We wear a different mask when having drinks with our friends.  A mask where we want to be carefree, free from the weight of the mask worn at work.

We wear a different mask when we are all alone with our partner(s)/spouse(s).  A mask where we can sometime share our deepest desires and fears (and often a mask where we cannot).

We even wear a mask when we talk to ourselves.  The mask that says we are simultaneously both the greatest and worst person that has ever lived (the subject for a much longer post).

projections

When I read about privacy on social networks, I can typically unwind the issue to really be about what projections of self (a mask) that the network supports.

Most only support a few masks (public and/or friends) and often poorly.  This causes people to “under share”, use a different network for that mask, or just opt-out completely.

An interesting observation is that these masks are often (roughly) organized in a subset/superset relationship.

rings

This observation could help make this problem more tractable, although I do believe that a network needs to enable the same level of control that I have today — essentially the ability to construct a mask for each individual in the network.

I could spend several years talking about why these masks exist in the first place (religious, cultural, biological, etc.), but social networks like Facebook or Robert Scoble are not going to make them go away.

What we need is a social network that understands these masks and supports them in a first class way.

The first one that does will become the essessial platform (a utility) for the next generation of applications.

May 11th, 2010 at 1:16 am

Posted in Internet Architecture, Philosophy, Software Development

7 Responses to 'On Privacy'

Subscribe to comments with RSS or TrackBack to 'On Privacy'.
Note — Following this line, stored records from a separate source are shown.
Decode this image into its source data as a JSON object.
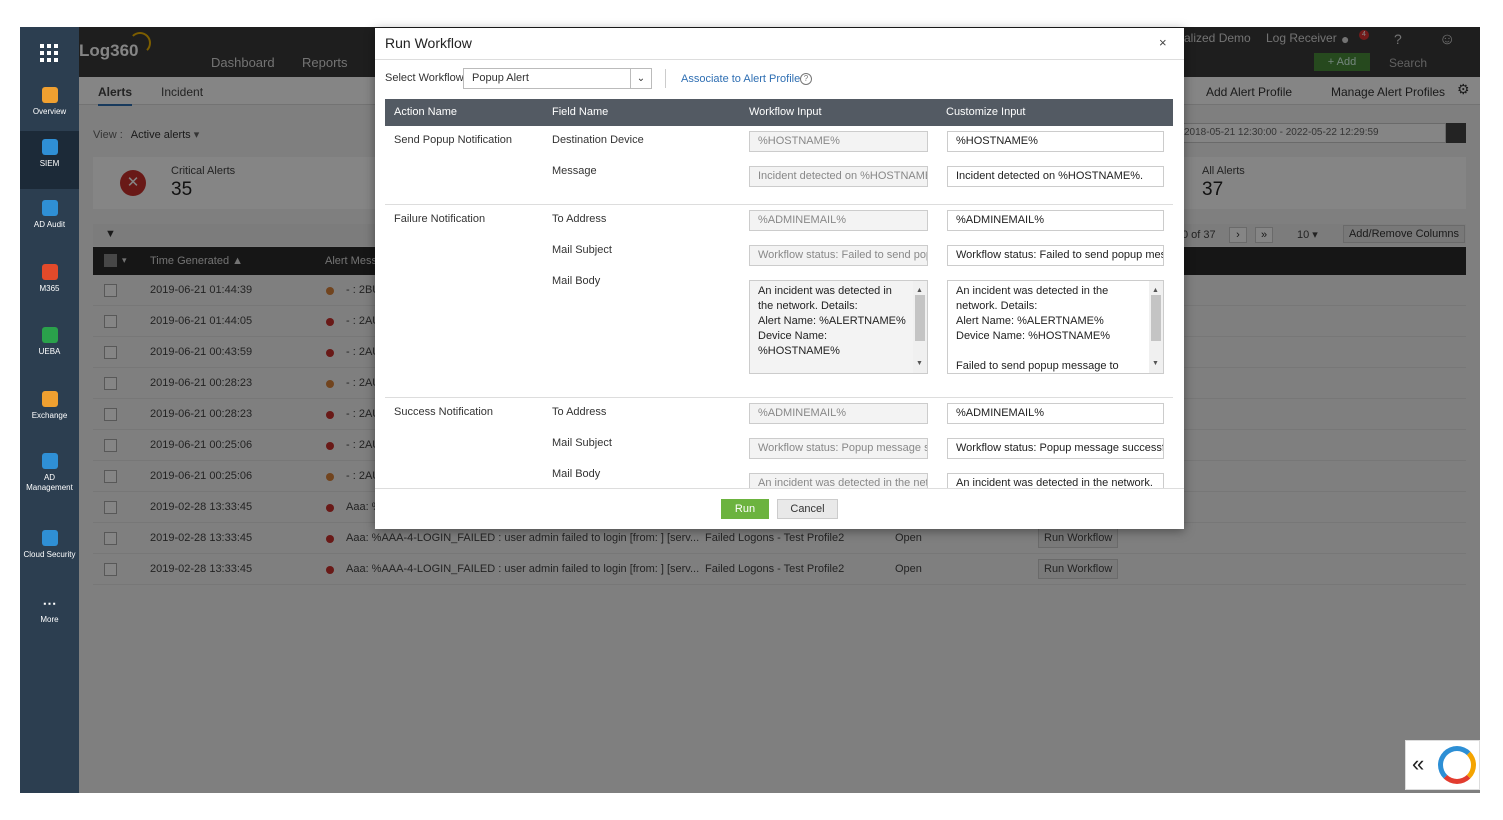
{
  "app": {
    "logo": "Log360",
    "top_tabs": [
      "Dashboard",
      "Reports"
    ],
    "top_right": {
      "demo": "alized Demo",
      "log_receiver": "Log Receiver",
      "notif_count": "4",
      "help": "?",
      "add": "+ Add",
      "search": "Search"
    }
  },
  "leftnav": [
    {
      "label": "Overview",
      "icon": "overview-icon",
      "color": "#f0a030"
    },
    {
      "label": "SIEM",
      "icon": "siem-icon",
      "color": "#2f8fd5"
    },
    {
      "label": "AD Audit",
      "icon": "ad-audit-icon",
      "color": "#2f8fd5"
    },
    {
      "label": "M365",
      "icon": "m365-icon",
      "color": "#e34a2a"
    },
    {
      "label": "UEBA",
      "icon": "ueba-icon",
      "color": "#2aa14b"
    },
    {
      "label": "Exchange",
      "icon": "exchange-icon",
      "color": "#f0a030"
    },
    {
      "label": "AD Management",
      "icon": "ad-management-icon",
      "color": "#2f8fd5"
    },
    {
      "label": "Cloud Security",
      "icon": "cloud-security-icon",
      "color": "#2f8fd5"
    },
    {
      "label": "More",
      "icon": "more-icon",
      "color": "#2c3e50"
    }
  ],
  "subtabs": [
    "Alerts",
    "Incident"
  ],
  "right_links": {
    "add_profile": "Add Alert Profile",
    "manage_profiles": "Manage Alert Profiles"
  },
  "view": {
    "label": "View :",
    "value": "Active alerts"
  },
  "date_range": "2018-05-21 12:30:00 - 2022-05-22 12:29:59",
  "stats": {
    "critical": {
      "title": "Critical Alerts",
      "value": "35"
    },
    "all": {
      "title": "All Alerts",
      "value": "37"
    }
  },
  "pager": {
    "range": "0 of 37",
    "per_page": "10",
    "columns_btn": "Add/Remove Columns"
  },
  "table": {
    "headers": {
      "time": "Time Generated",
      "msg": "Alert Mess"
    },
    "rows": [
      {
        "time": "2019-06-21 01:44:39",
        "dot": "#d9823b",
        "msg": "- : 2BU",
        "profile": "",
        "status": "",
        "action": ""
      },
      {
        "time": "2019-06-21 01:44:05",
        "dot": "#c9302c",
        "msg": "- : 2AU",
        "profile": "",
        "status": "",
        "action": ""
      },
      {
        "time": "2019-06-21 00:43:59",
        "dot": "#c9302c",
        "msg": "- : 2AU",
        "profile": "",
        "status": "",
        "action": ""
      },
      {
        "time": "2019-06-21 00:28:23",
        "dot": "#d9823b",
        "msg": "- : 2AU",
        "profile": "",
        "status": "",
        "action": ""
      },
      {
        "time": "2019-06-21 00:28:23",
        "dot": "#c9302c",
        "msg": "- : 2AU",
        "profile": "",
        "status": "",
        "action": ""
      },
      {
        "time": "2019-06-21 00:25:06",
        "dot": "#c9302c",
        "msg": "- : 2AU",
        "profile": "",
        "status": "",
        "action": ""
      },
      {
        "time": "2019-06-21 00:25:06",
        "dot": "#d9823b",
        "msg": "- : 2AU",
        "profile": "",
        "status": "",
        "action": ""
      },
      {
        "time": "2019-02-28 13:33:45",
        "dot": "#c9302c",
        "msg": "Aaa: %",
        "profile": "",
        "status": "",
        "action": ""
      },
      {
        "time": "2019-02-28 13:33:45",
        "dot": "#c9302c",
        "msg": "Aaa: %AAA-4-LOGIN_FAILED : user admin failed to login [from: ] [serv...",
        "profile": "Failed Logons - Test Profile2",
        "status": "Open",
        "action": "Run Workflow"
      },
      {
        "time": "2019-02-28 13:33:45",
        "dot": "#c9302c",
        "msg": "Aaa: %AAA-4-LOGIN_FAILED : user admin failed to login [from: ] [serv...",
        "profile": "Failed Logons - Test Profile2",
        "status": "Open",
        "action": "Run Workflow"
      }
    ]
  },
  "modal": {
    "title": "Run Workflow",
    "close": "×",
    "select_label": "Select Workflow",
    "select_value": "Popup Alert",
    "associate_link": "Associate to Alert Profile",
    "help": "?",
    "headers": [
      "Action Name",
      "Field Name",
      "Workflow Input",
      "Customize Input"
    ],
    "sections": [
      {
        "action": "Send Popup Notification",
        "fields": [
          {
            "name": "Destination Device",
            "wf": "%HOSTNAME%",
            "cu": "%HOSTNAME%"
          },
          {
            "name": "Message",
            "wf": "Incident detected on %HOSTNAME%.",
            "cu": "Incident detected on %HOSTNAME%."
          }
        ]
      },
      {
        "action": "Failure Notification",
        "fields": [
          {
            "name": "To Address",
            "wf": "%ADMINEMAIL%",
            "cu": "%ADMINEMAIL%"
          },
          {
            "name": "Mail Subject",
            "wf": "Workflow status: Failed to send popup message",
            "cu": "Workflow status: Failed to send popup message"
          },
          {
            "name": "Mail Body",
            "wf_lines": [
              "An incident was detected in the network. Details:",
              "Alert Name: %ALERTNAME%",
              "Device Name: %HOSTNAME%"
            ],
            "cu_lines": [
              "An incident was detected in the network. Details:",
              "Alert Name: %ALERTNAME%",
              "Device Name: %HOSTNAME%",
              "",
              "Failed to send popup message to"
            ]
          }
        ]
      },
      {
        "action": "Success Notification",
        "fields": [
          {
            "name": "To Address",
            "wf": "%ADMINEMAIL%",
            "cu": "%ADMINEMAIL%"
          },
          {
            "name": "Mail Subject",
            "wf": "Workflow status: Popup message sent successfully",
            "cu": "Workflow status: Popup message successfully sent"
          },
          {
            "name": "Mail Body",
            "wf": "An incident was detected in the network.",
            "cu": "An incident was detected in the network."
          }
        ]
      }
    ],
    "run": "Run",
    "cancel": "Cancel"
  },
  "chat": {
    "arrows": "«"
  }
}
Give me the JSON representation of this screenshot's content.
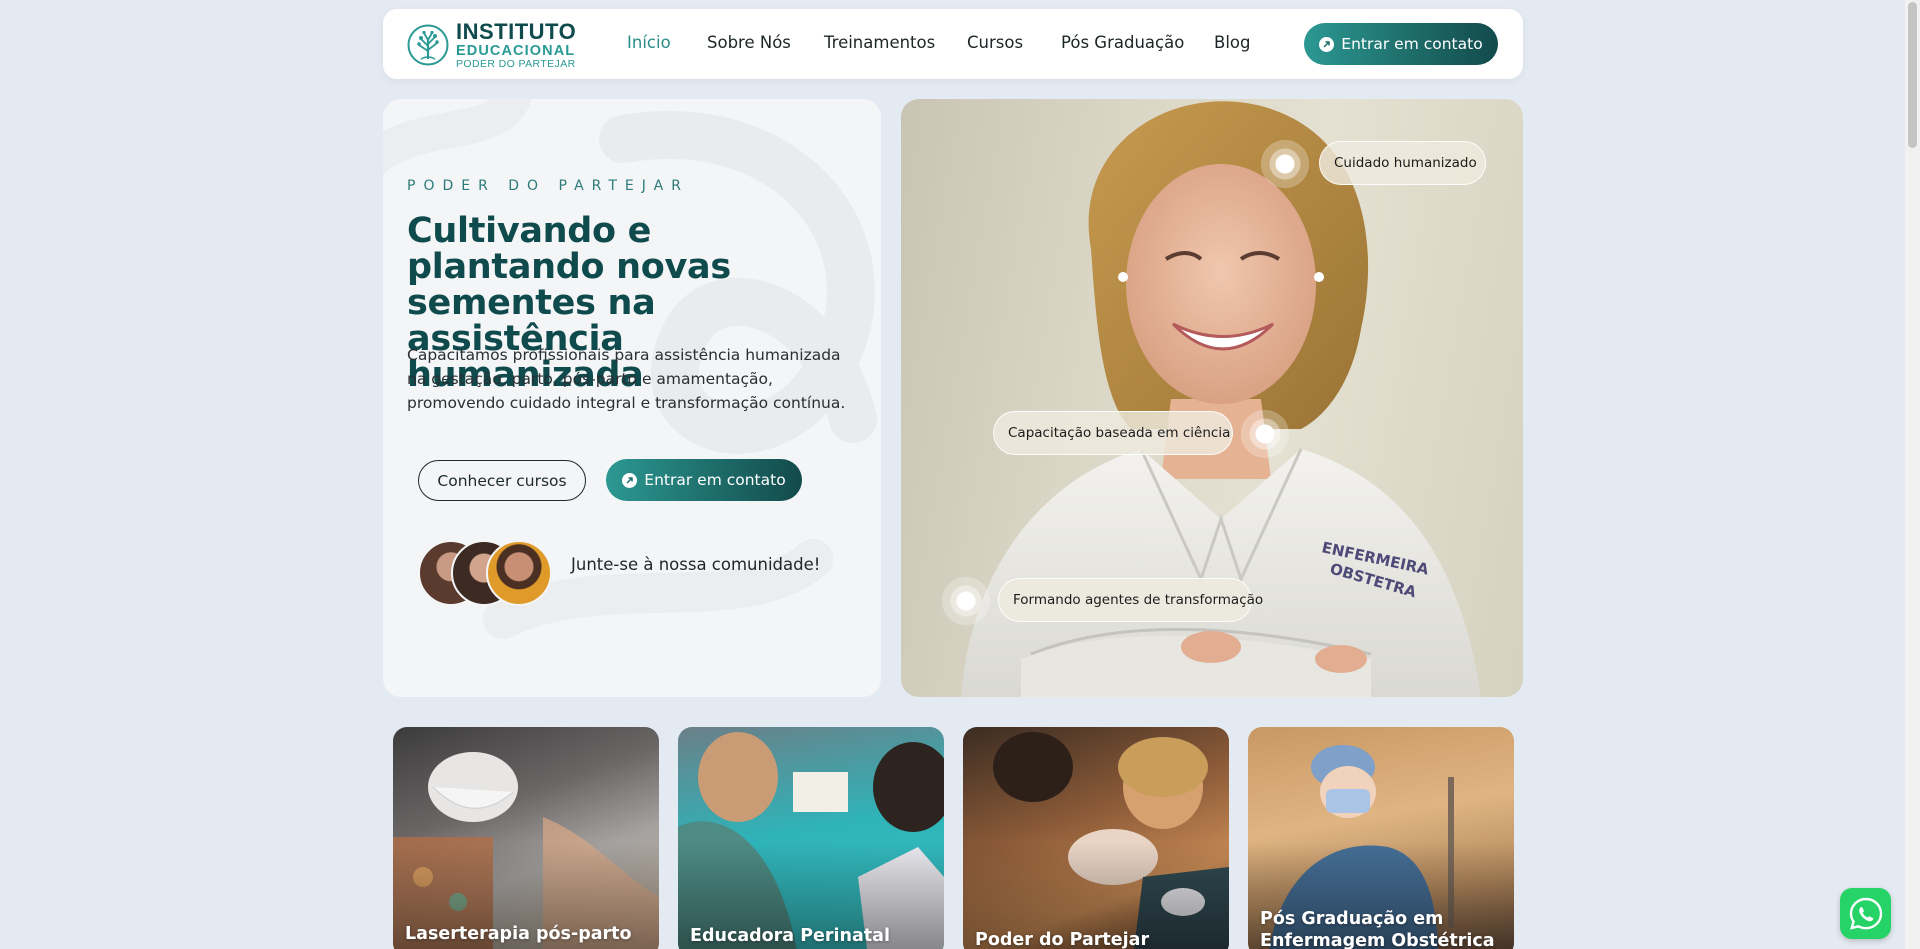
{
  "header": {
    "logo": {
      "line1": "INSTITUTO",
      "line2": "EDUCACIONAL",
      "line3": "PODER DO PARTEJAR",
      "icon": "tree-logo-icon"
    },
    "nav": [
      {
        "label": "Início",
        "active": true
      },
      {
        "label": "Sobre Nós",
        "active": false
      },
      {
        "label": "Treinamentos",
        "active": false
      },
      {
        "label": "Cursos",
        "active": false
      },
      {
        "label": "Pós Graduação",
        "active": false
      },
      {
        "label": "Blog",
        "active": false
      }
    ],
    "cta_label": "Entrar em contato"
  },
  "hero": {
    "eyebrow": "PODER DO PARTEJAR",
    "title": "Cultivando e plantando novas sementes na assistência humanizada",
    "description": "Capacitamos profissionais para assistência humanizada na gestação, parto, pós-parto e amamentação, promovendo cuidado integral e transformação contínua.",
    "secondary_button": "Conhecer cursos",
    "primary_button": "Entrar em contato",
    "community_text": "Junte-se à nossa comunidade!",
    "image_tags": [
      "Cuidado humanizado",
      "Capacitação baseada em ciência",
      "Formando agentes de transformação"
    ],
    "coat_text_line1": "ENFERMEIRA",
    "coat_text_line2": "OBSTETRA"
  },
  "courses": [
    {
      "title": "Laserterapia pós-parto"
    },
    {
      "title": "Educadora Perinatal"
    },
    {
      "title": "Poder do Partejar"
    },
    {
      "title": "Pós Graduação em Enfermagem Obstétrica"
    }
  ],
  "colors": {
    "accent": "#2a9a94",
    "brand_dark": "#0f4a4d",
    "page_bg": "#e4eaf1",
    "whatsapp": "#25d366"
  },
  "icons": {
    "cta_arrow": "arrow-up-right-icon",
    "whatsapp": "whatsapp-icon",
    "hotspot": "hotspot-dot-icon"
  }
}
  1. So true. The anti-piracy advocates are just reflecting the wishes of the search engine companies.

    Joe

    11 May 10 at 02:43

  2. I agree, Doug, and I’ve even thought about this.

    I mean, your first diagram is basically a faceted view of relationships. The second one is a layered view. Neither really work, because both you and I can think of scenarios where we quickly see that these are set-based relationships, and complex ones at that. Then we start thinking, ok, what kind of mechanism can we set up that lets us express that relationship while at the same time giving (or excluding) a public view of each of those sets that define our personality for a certain group.

    Then I go to a Wal-Mart, look around, and realized I just wasted a lot of fucking time on that mental exercise.

    David Weller

    11 May 10 at 03:26

  3. For a human (not a company or other ‘entity’), the one-to-many relationship only applies to the “Public”, people the user doesn’t know at all. The rest is a one-to-one relationship. Always. And each relationship has its own ‘mask’. The problem with this mask is the human unpredictability and constant changing of projections based on circumstances. We can change the ‘mask’ in real life without any effort, however, changing the mask in a ’social network’ will become quickly something unmaintainable. Oh, and adding an overlay mask over a current mask (like ‘funny mask’ applied over the ‘co-worker I rarely talk to’ mask) will just add to the confusion. “To take an obvious example, the comic mask is ugly and distorted, but does not imply pain”.
    Humans are hard to model. Dial ‘HM’ for human modeling language.

    Alin

    11 May 10 at 14:44

  4. Agree. I said the same thing in a different way in my 1999 book. Here’s the section, which includes a similar-but-different diagram:

    http://oreilly.com/catalog/pracintgr/chapter/ch04_01.html#gw-ch-4-sect-1

    I still think about this in terms of concentric scopes. To be effective we need the ability to move interactions outward, to larger scopes, when there is a need to broaden the interaction, and inward, to narrower scopes, when there is a need to focus the interaction. Both maneuvers are crucial in different situations for different reasons, but it’s tricky to pull them off smoothly and competently.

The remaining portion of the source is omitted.